Ammonia is being developed as a low-carbon fuel

ENVIRONMENT

Intro: A start-up in America is developing world’s first ammonia-powered ships

THE Brooklyn Navy Yard’s sprawling industrial complex once employed 70,000 workers to build US battleships and aircraft carriers during the second world war. Almost 80 years later, it has become home to a New York city firm with a very different maritime mission – harnessing ammonia as a low-carbon fuel for the global shipping industry.

The start-up Amogy has already shown how ammonia-powered technology can work in a flying drone, a John Deere tractor and most recently a truck. Now, it is working on an ammonia-powered ship.

Most ships currently run on fossil fuels that emit greenhouse gases, accounting for 3 per cent of the world’s carbon emissions. One alternative involves converting vehicles to hydrogen power that would only emit water. But hydrogen gas needs to be compressed and liquified at -253°C for storage and transportation.

Ammonia could serve as an alternative hydrogen-bearing fuel that is more easily stored and transported in a stable liquid form at room temperature.
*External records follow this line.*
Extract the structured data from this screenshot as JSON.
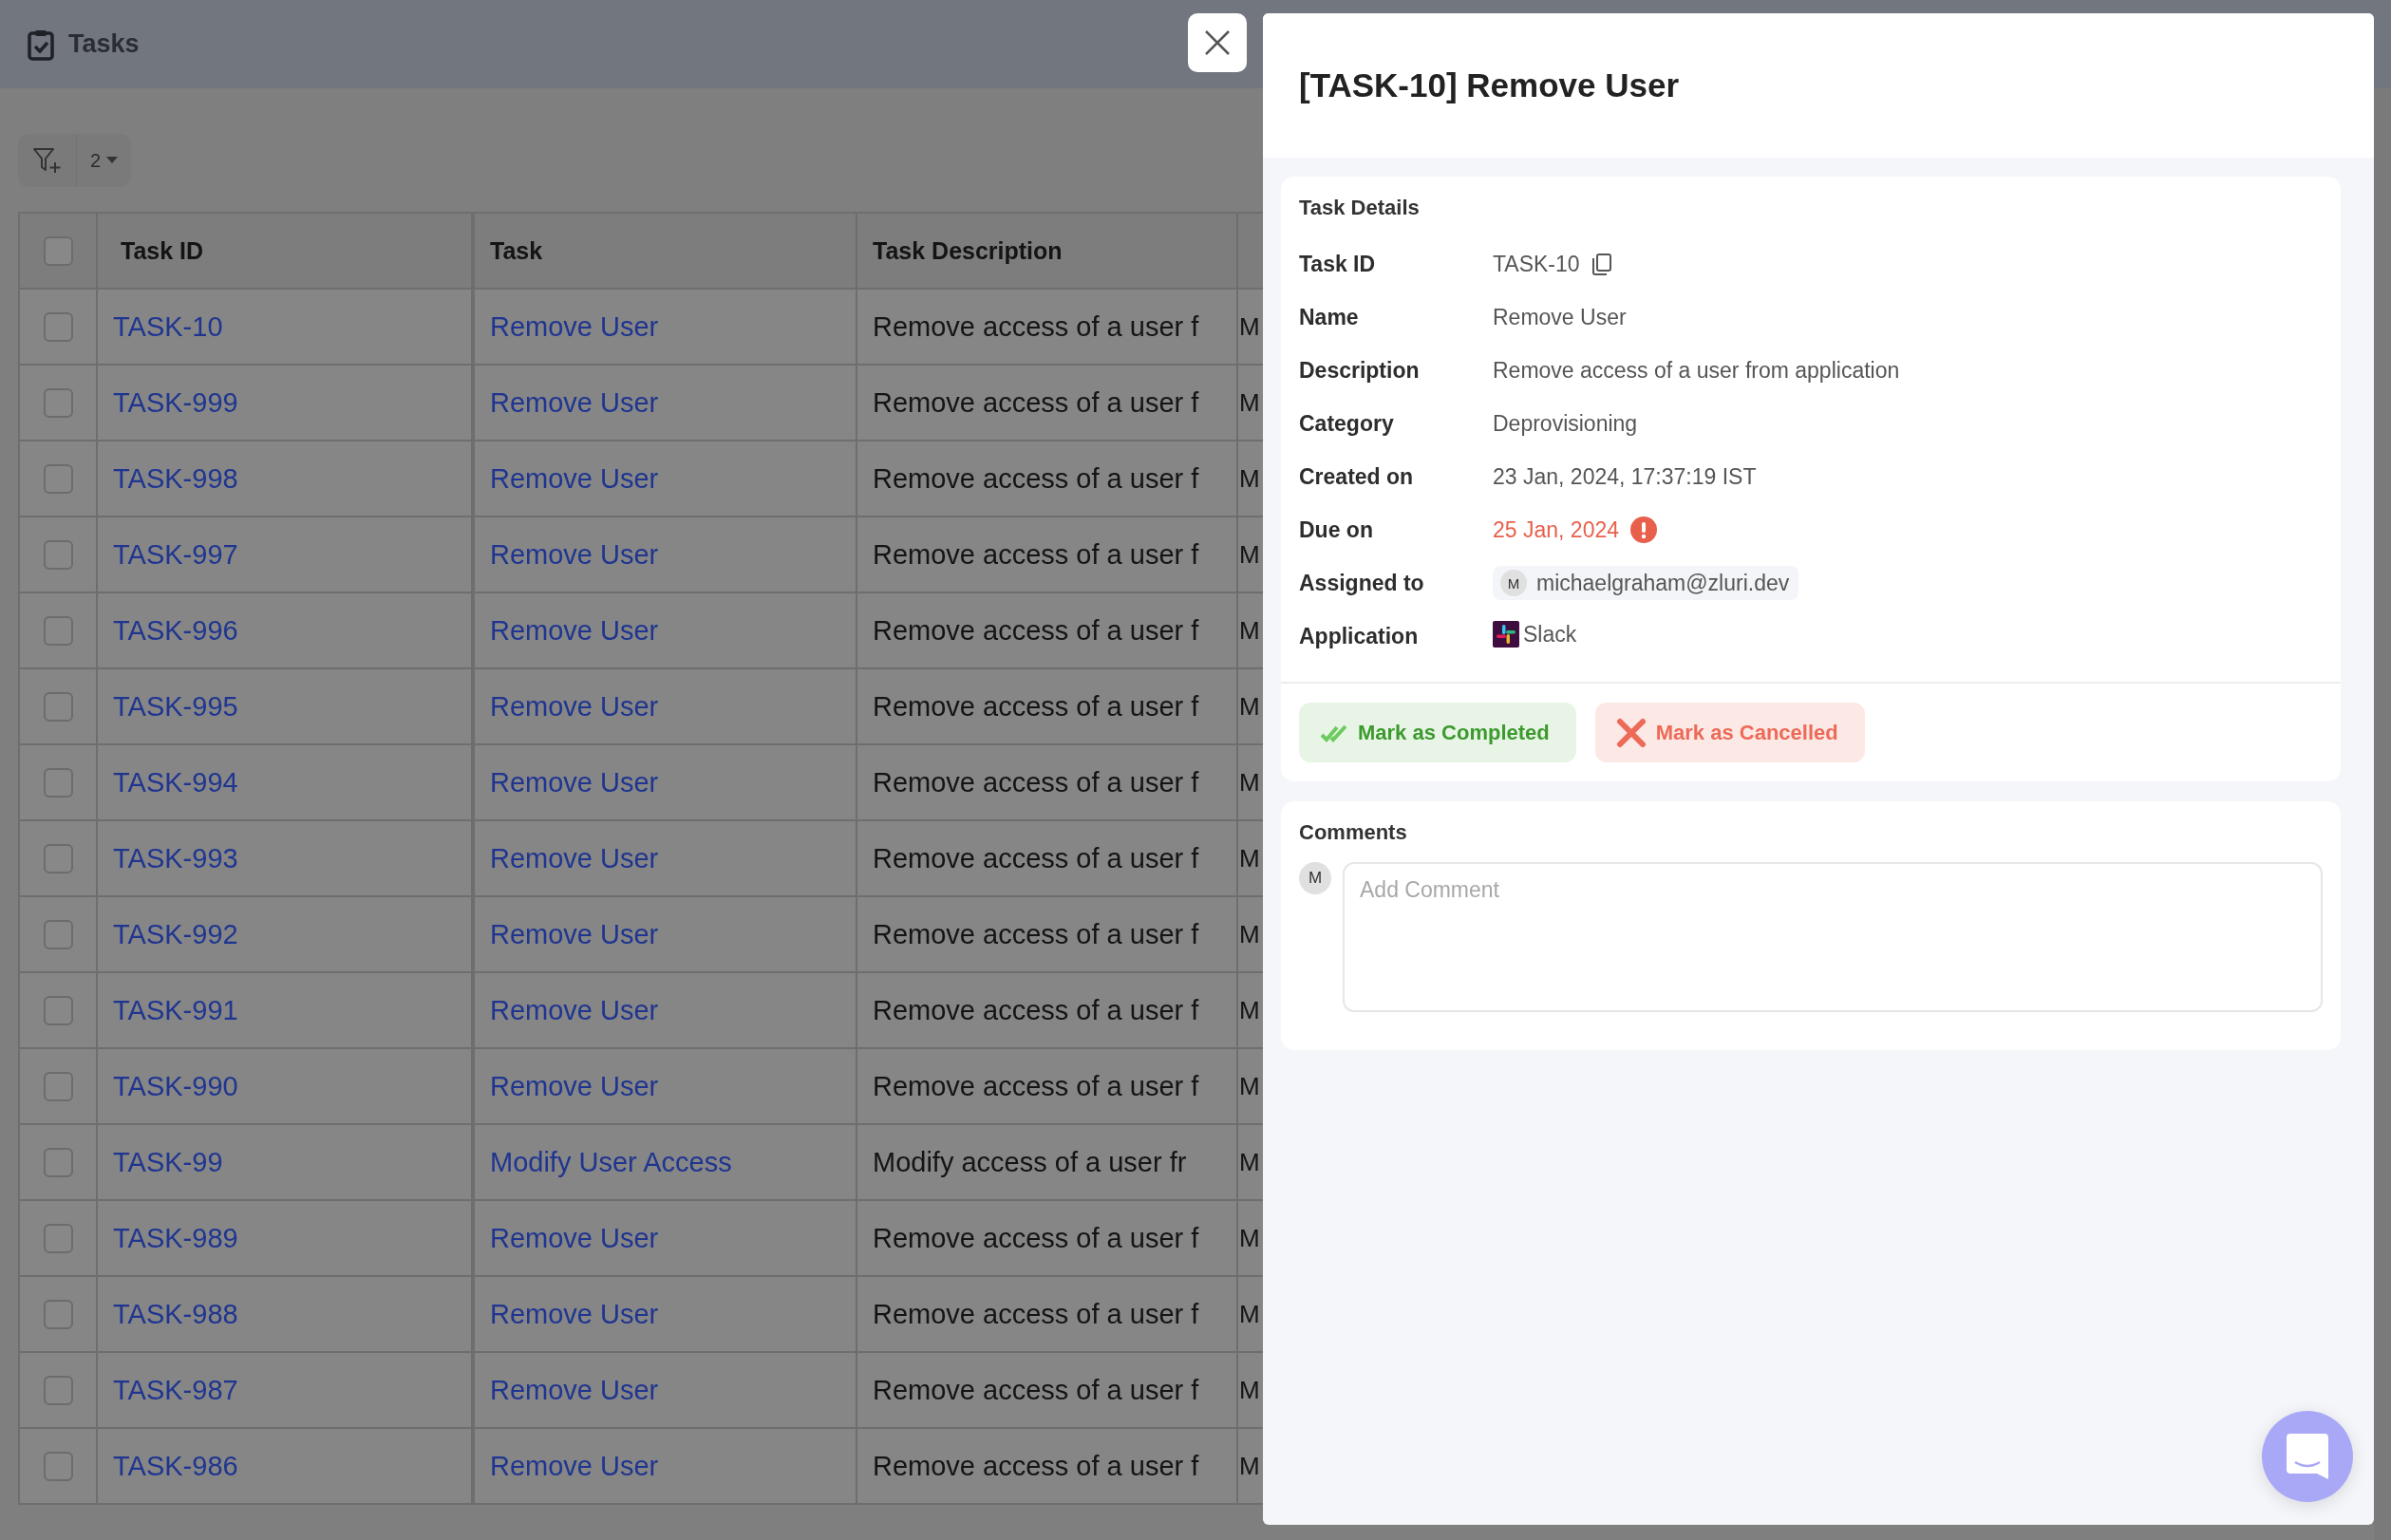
{
  "app": {
    "title": "Tasks"
  },
  "toolbar": {
    "filter_count": "2"
  },
  "table": {
    "select_all": {
      "checked": false
    },
    "columns": [
      "Task ID",
      "Task",
      "Task Description"
    ],
    "rows": [
      {
        "checked": false,
        "task_id": "TASK-10",
        "task": "Remove User",
        "description": "Remove access of a user f",
        "column_4": "M"
      },
      {
        "checked": false,
        "task_id": "TASK-999",
        "task": "Remove User",
        "description": "Remove access of a user f",
        "column_4": "M"
      },
      {
        "checked": false,
        "task_id": "TASK-998",
        "task": "Remove User",
        "description": "Remove access of a user f",
        "column_4": "M"
      },
      {
        "checked": false,
        "task_id": "TASK-997",
        "task": "Remove User",
        "description": "Remove access of a user f",
        "column_4": "M"
      },
      {
        "checked": false,
        "task_id": "TASK-996",
        "task": "Remove User",
        "description": "Remove access of a user f",
        "column_4": "M"
      },
      {
        "checked": false,
        "task_id": "TASK-995",
        "task": "Remove User",
        "description": "Remove access of a user f",
        "column_4": "M"
      },
      {
        "checked": false,
        "task_id": "TASK-994",
        "task": "Remove User",
        "description": "Remove access of a user f",
        "column_4": "M"
      },
      {
        "checked": false,
        "task_id": "TASK-993",
        "task": "Remove User",
        "description": "Remove access of a user f",
        "column_4": "M"
      },
      {
        "checked": false,
        "task_id": "TASK-992",
        "task": "Remove User",
        "description": "Remove access of a user f",
        "column_4": "M"
      },
      {
        "checked": false,
        "task_id": "TASK-991",
        "task": "Remove User",
        "description": "Remove access of a user f",
        "column_4": "M"
      },
      {
        "checked": false,
        "task_id": "TASK-990",
        "task": "Remove User",
        "description": "Remove access of a user f",
        "column_4": "M"
      },
      {
        "checked": false,
        "task_id": "TASK-99",
        "task": "Modify User Access",
        "description": "Modify access of a user fr",
        "column_4": "M"
      },
      {
        "checked": false,
        "task_id": "TASK-989",
        "task": "Remove User",
        "description": "Remove access of a user f",
        "column_4": "M"
      },
      {
        "checked": false,
        "task_id": "TASK-988",
        "task": "Remove User",
        "description": "Remove access of a user f",
        "column_4": "M"
      },
      {
        "checked": false,
        "task_id": "TASK-987",
        "task": "Remove User",
        "description": "Remove access of a user f",
        "column_4": "M"
      },
      {
        "checked": false,
        "task_id": "TASK-986",
        "task": "Remove User",
        "description": "Remove access of a user f",
        "column_4": "M"
      }
    ]
  },
  "drawer": {
    "title": "[TASK-10] Remove User",
    "details_title": "Task Details",
    "fields": [
      {
        "kind": "copy",
        "label": "Task ID",
        "value": "TASK-10"
      },
      {
        "kind": "text",
        "label": "Name",
        "value": "Remove User"
      },
      {
        "kind": "text",
        "label": "Description",
        "value": "Remove access of a user from application"
      },
      {
        "kind": "text",
        "label": "Category",
        "value": "Deprovisioning"
      },
      {
        "kind": "text",
        "label": "Created on",
        "value": "23 Jan, 2024, 17:37:19 IST"
      },
      {
        "kind": "overdue",
        "label": "Due on",
        "value": "25 Jan, 2024"
      },
      {
        "kind": "user",
        "label": "Assigned to",
        "avatar": "M",
        "value": "michaelgraham@zluri.dev"
      },
      {
        "kind": "app",
        "label": "Application",
        "value": "Slack"
      }
    ],
    "actions": [
      {
        "kind": "complete",
        "label": "Mark as Completed"
      },
      {
        "kind": "cancel",
        "label": "Mark as Cancelled"
      }
    ],
    "comments": {
      "title": "Comments",
      "avatar": "M",
      "placeholder": "Add Comment"
    }
  }
}
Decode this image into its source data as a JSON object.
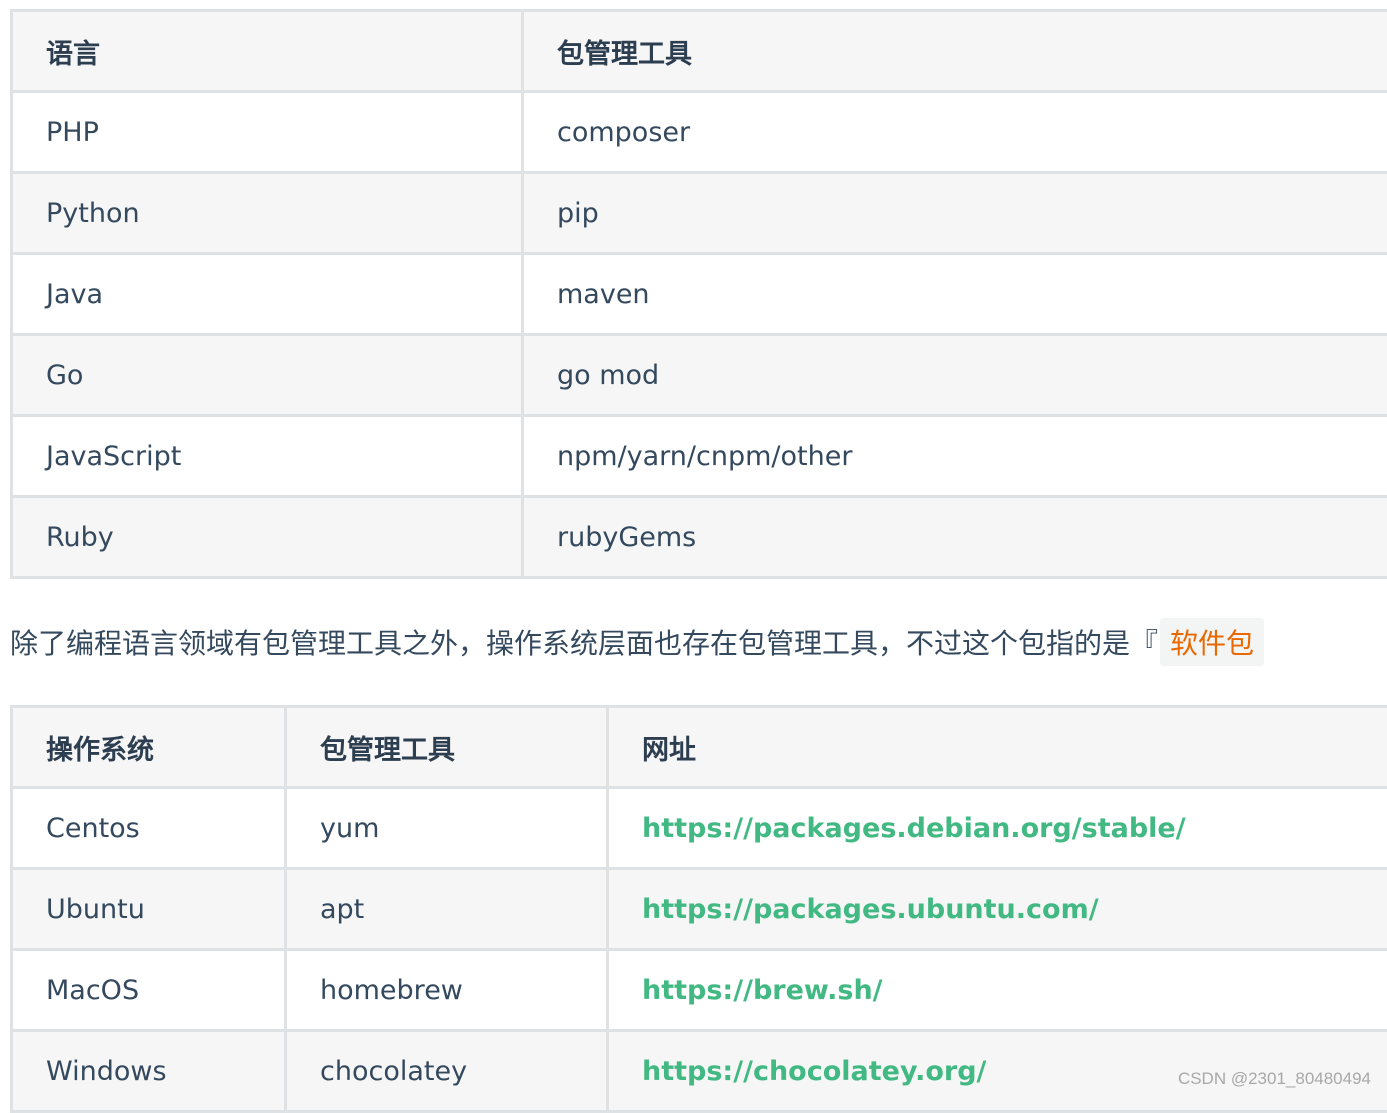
{
  "lang_table": {
    "headers": [
      "语言",
      "包管理工具"
    ],
    "rows": [
      [
        "PHP",
        "composer"
      ],
      [
        "Python",
        "pip"
      ],
      [
        "Java",
        "maven"
      ],
      [
        "Go",
        "go mod"
      ],
      [
        "JavaScript",
        "npm/yarn/cnpm/other"
      ],
      [
        "Ruby",
        "rubyGems"
      ]
    ]
  },
  "paragraph": {
    "text": "除了编程语言领域有包管理工具之外，操作系统层面也存在包管理工具，不过这个包指的是『",
    "code": "软件包"
  },
  "os_table": {
    "headers": [
      "操作系统",
      "包管理工具",
      "网址"
    ],
    "rows": [
      [
        "Centos",
        "yum",
        "https://packages.debian.org/stable/"
      ],
      [
        "Ubuntu",
        "apt",
        "https://packages.ubuntu.com/"
      ],
      [
        "MacOS",
        "homebrew",
        "https://brew.sh/"
      ],
      [
        "Windows",
        "chocolatey",
        "https://chocolatey.org/"
      ]
    ]
  },
  "watermark": "CSDN @2301_80480494",
  "colors": {
    "link": "#42b983",
    "code": "#e96900",
    "border": "#dfe2e5"
  }
}
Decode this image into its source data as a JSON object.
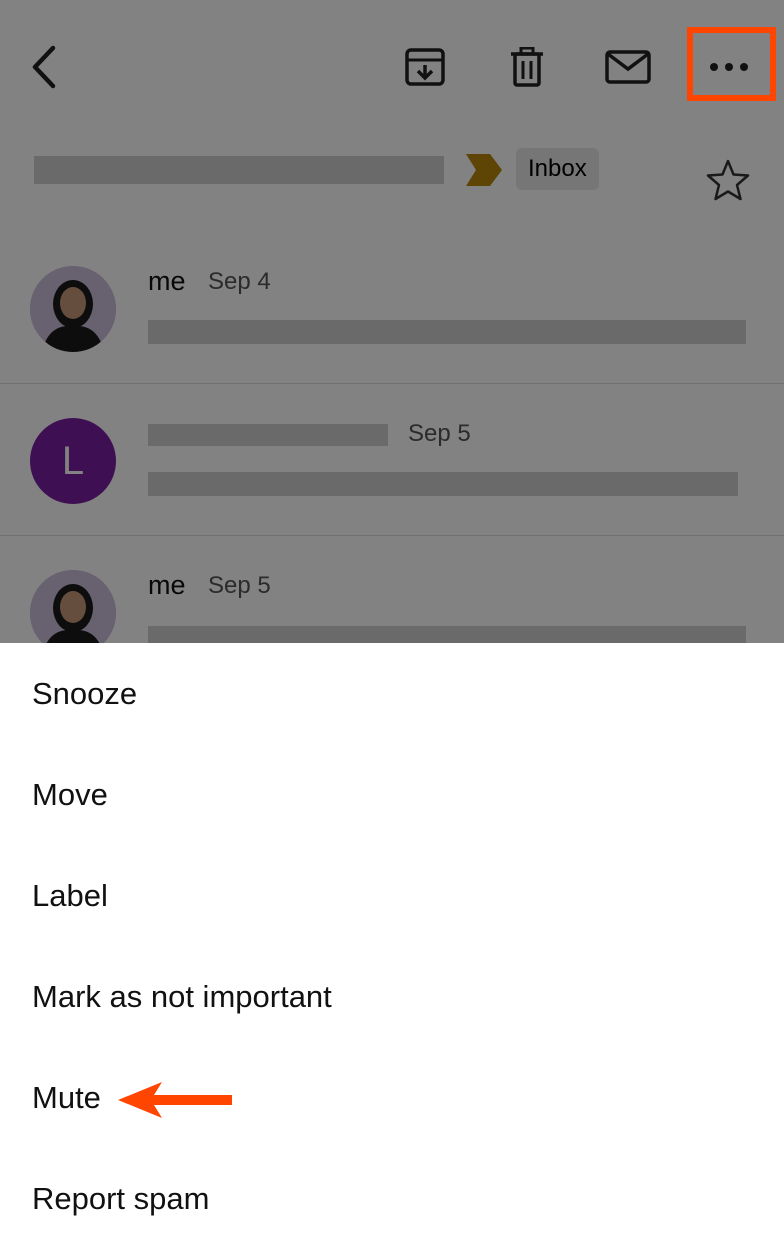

Hydrogen can be extracted by heating ammonia to high temperatures, which is a process that comes with its own energy cost. This is where Amogy’s technology comes in. To make ammonia power more viable, the company has developed what it describes as a more efficient and miniaturised “ammonia cracking” method that can chemically extract hydrogen from ammonia at a lower temperature. It uses a proprietary catalyst to speed up the process inside a chemical reactor that feeds into a hydrogen fuel cell.

A leading chemist at Saint Mary’s College of California says that what Amogy was able to bring to the table is that by having better catalytic technologies (all proprietary) they were able to miniaturise their ammonia cracking units and put them on board vehicles.

It was in July 2021 when Amogy first showed that its system could supply 5 kilowatts of power to a drone. By comparison, a standard ammonia cracking system for extracting that amount of hydrogen power is usually the size of a large shipping container. It also paved the way for a 100-kilowatt tractor demonstration in May 2022. That was followed by a 300-kilowatt truck demonstration in January 2023. The firm is now working towards demonstrating a 1-megawatt system in a tugboat.

Many countries already have pipelines and port facilities for handling ammonia that is produced industrially as fertiliser for agriculture. The US alone has more than 5000 kilometres of ammonia pipelines compared with 2500 kilometres of pipeline for transporting hydrogen – though it will need more to support ammonia-powered vehicles.

Another challenge is that ammonia still “has a carbon footprint associated with the production” because the standard industrial process uses natural gas. Low-carbon ammonia production would require use of carbon capture.

Cleaner alternative methods could ideally use electricity from renewable power sources to split water into hydrogen for conversion to ammonia.